How Long Does Credit Repair Take?
It varies from case to case. Some of the factors dictating how long the credit repair process are:
- How much damage and how many derogatory listings appear on your credit report. The greater the volume of stuff needing to be cleaned up, the longer it might take.
- Are you attempting to repair your credit via the DIY approach or are you hiring a credit repair firm to assist you. Repairing your credit is a slog and taking the DIY approach might extend the timeframe due to procrastination or not knowing the proper steps to take.
- A little luck. Some creditors may fight you when attempting to repair your credit, others may not. If you’re fortunate enough to have derogatory listings from creditors that don’t feel like pushing back, the credit cleanup process might go faster than expected.
It’s impossible to say exactly how long the credit repair process will take. I’ve had clients complete the debt settlement process and they’re able to qualify for a home mortgage in less than 3 years.
As long as you don’t incur a bunch of debt and get into financial trouble again, your credit will gradually improve on its own without you lifting a finger.
But generally speaking, your credit score will improve quicker if you are proactive rather than passive.
Worst case scenario, the Fair Credit Reporting Act (FCRA) states that 7 years is the longest amount of time a derogatory item may stay on your credit report. In practice, however, our clients usually tell us their credit score gets back to a decent level within just a few years.
UPDATE: In January 2020, the Comprehensive CREDIT Act passed the U.S. House Of Representatives. Among the many problems this bill addresses is the amount of time a derogatory remains on your credit report — changing it from 7 years to 4 years (and changing it from 10 years to 7 years for bankruptcy). Unfortunately this law won’t get enacted until it passes the U.S. Senate. 🙁
Conclusion
When you complete the debt settlement process, don’t lose the forest for the trees.
Your primary objective was to obtain debt relief without filing bankruptcy — not to maintain perfect credit. That’s the short term trade-off you made. For most people with a mountain of debt, that’s a trade-off they’ll gladly accept.
At the risk of sounding like a broken record, I’ll say it again … you can live perfectly fine with less than perfect credit for a few years. It’s not the end of the world. If anything, it forces you to settle things down financially.

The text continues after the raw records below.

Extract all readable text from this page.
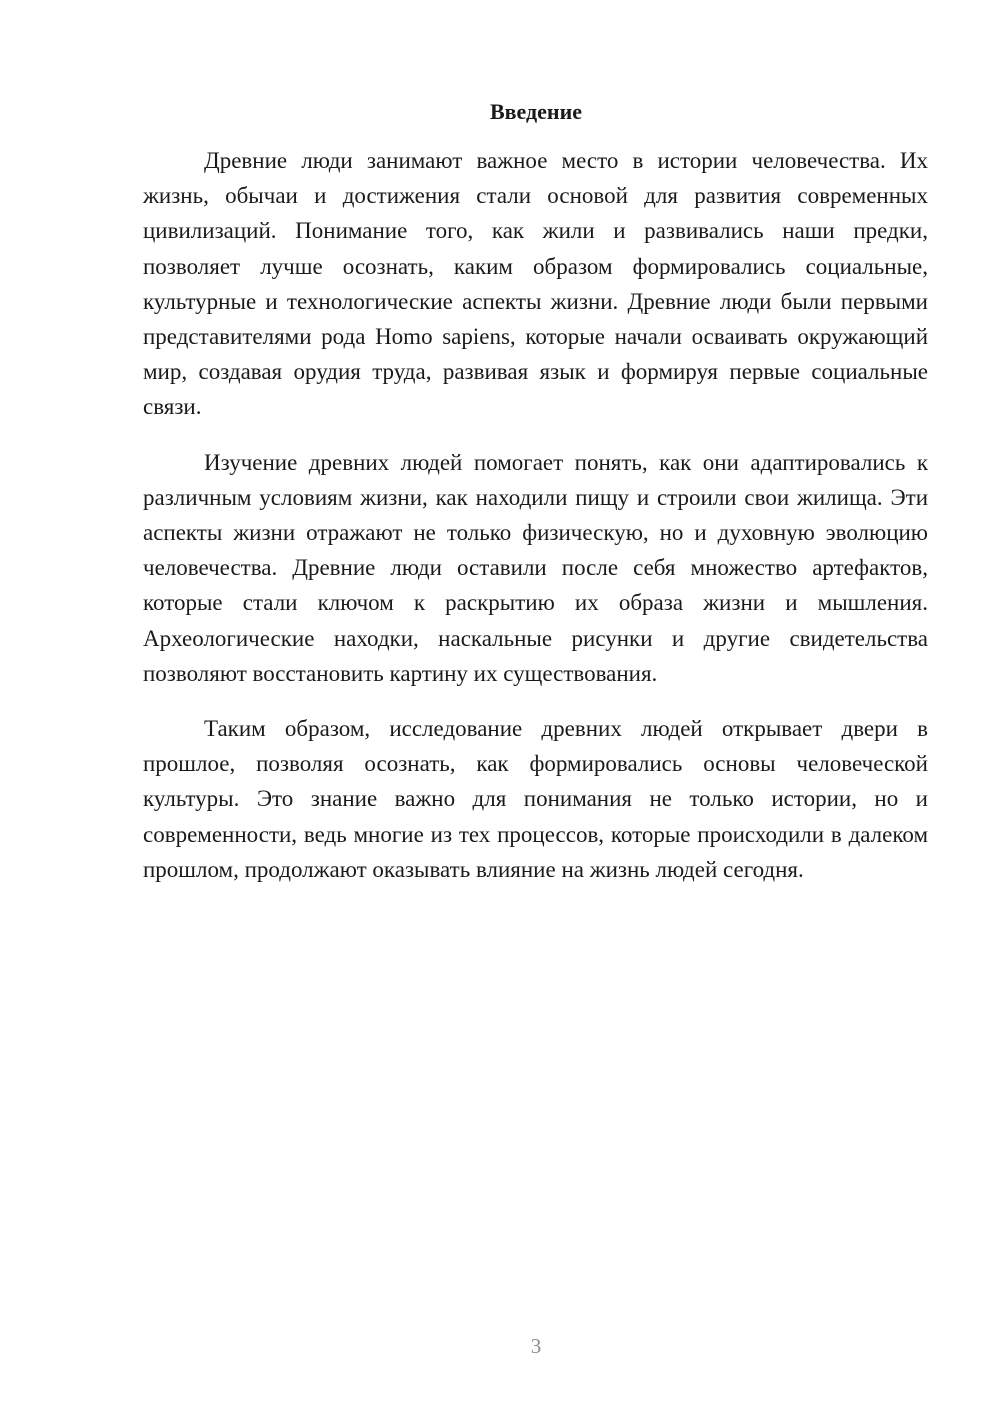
Введение

Древние люди занимают важное место в истории человечества. Их жизнь, обычаи и достижения стали основой для развития современных цивилизаций. Понимание того, как жили и развивались наши предки, позволяет лучше осознать, каким образом формировались социальные, культурные и технологические аспекты жизни. Древние люди были первыми представителями рода Homo sapiens, которые начали осваивать окружающий мир, создавая орудия труда, развивая язык и формируя первые социальные связи.

Изучение древних людей помогает понять, как они адаптировались к различным условиям жизни, как находили пищу и строили свои жилища. Эти аспекты жизни отражают не только физическую, но и духовную эволюцию человечества. Древние люди оставили после себя множество артефактов, которые стали ключом к раскрытию их образа жизни и мышления. Археологические находки, наскальные рисунки и другие свидетельства позволяют восстановить картину их существования.

Таким образом, исследование древних людей открывает двери в прошлое, позволяя осознать, как формировались основы человеческой культуры. Это знание важно для понимания не только истории, но и современности, ведь многие из тех процессов, которые происходили в далеком прошлом, продолжают оказывать влияние на жизнь людей сегодня.

3
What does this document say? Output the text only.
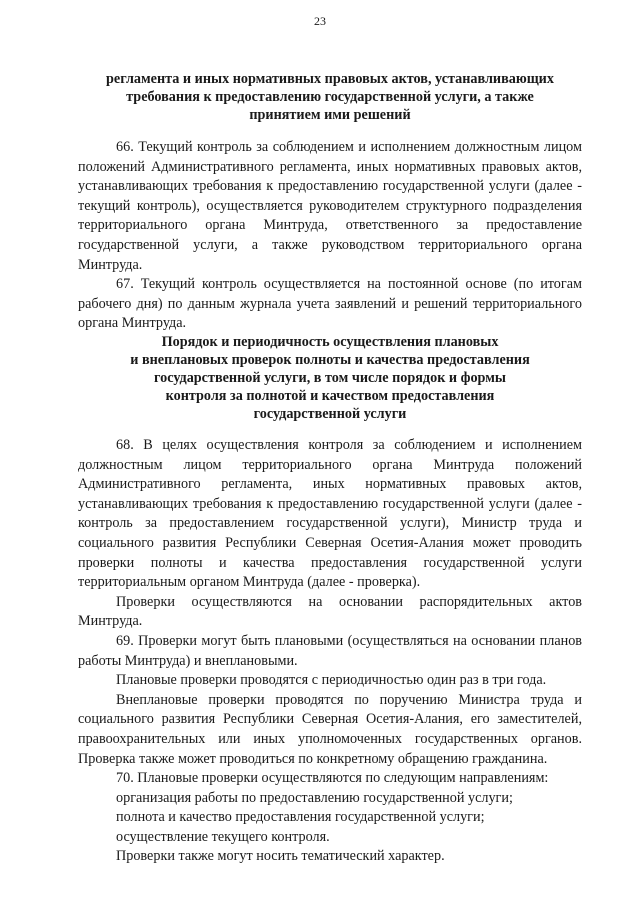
23
регламента и иных нормативных правовых актов, устанавливающих
требования к предоставлению государственной услуги, а также
принятием ими решений

66. Текущий контроль за соблюдением и исполнением должностным лицом положений Административного регламента, иных нормативных правовых актов, устанавливающих требования к предоставлению государственной услуги (далее - текущий контроль), осуществляется руководителем структурного подразделения территориального органа Минтруда, ответственного за предоставление государственной услуги, а также руководством территориального органа Минтруда.

67. Текущий контроль осуществляется на постоянной основе (по итогам рабочего дня) по данным журнала учета заявлений и решений территориального органа Минтруда.

Порядок и периодичность осуществления плановых
и внеплановых проверок полноты и качества предоставления
государственной услуги, в том числе порядок и формы
контроля за полнотой и качеством предоставления
государственной услуги

68. В целях осуществления контроля за соблюдением и исполнением должностным лицом территориального органа Минтруда положений Административного регламента, иных нормативных правовых актов, устанавливающих требования к предоставлению государственной услуги (далее - контроль за предоставлением государственной услуги), Министр труда и социального развития Республики Северная Осетия-Алания может проводить проверки полноты и качества предоставления государственной услуги территориальным органом Минтруда (далее - проверка).

Проверки осуществляются на основании распорядительных актов Минтруда.

69. Проверки могут быть плановыми (осуществляться на основании планов работы Минтруда) и внеплановыми.

Плановые проверки проводятся с периодичностью один раз в три года.

Внеплановые проверки проводятся по поручению Министра труда и социального развития Республики Северная Осетия-Алания, его заместителей, правоохранительных или иных уполномоченных государственных органов. Проверка также может проводиться по конкретному обращению гражданина.

70. Плановые проверки осуществляются по следующим направлениям:

организация работы по предоставлению государственной услуги;

полнота и качество предоставления государственной услуги;

осуществление текущего контроля.

Проверки также могут носить тематический характер.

If you follow the recommendations above, and don’t get into debt again, there a very good likelihood of rebuilding your credit to a respectable level in just a few years — and with a little luck, perhaps sooner.
I just want to say thank you. This article has given me hope along with the majority of information I was searching for.
Thank you all very much for the helpful information it is greatly appreciated, and happy holidays to all.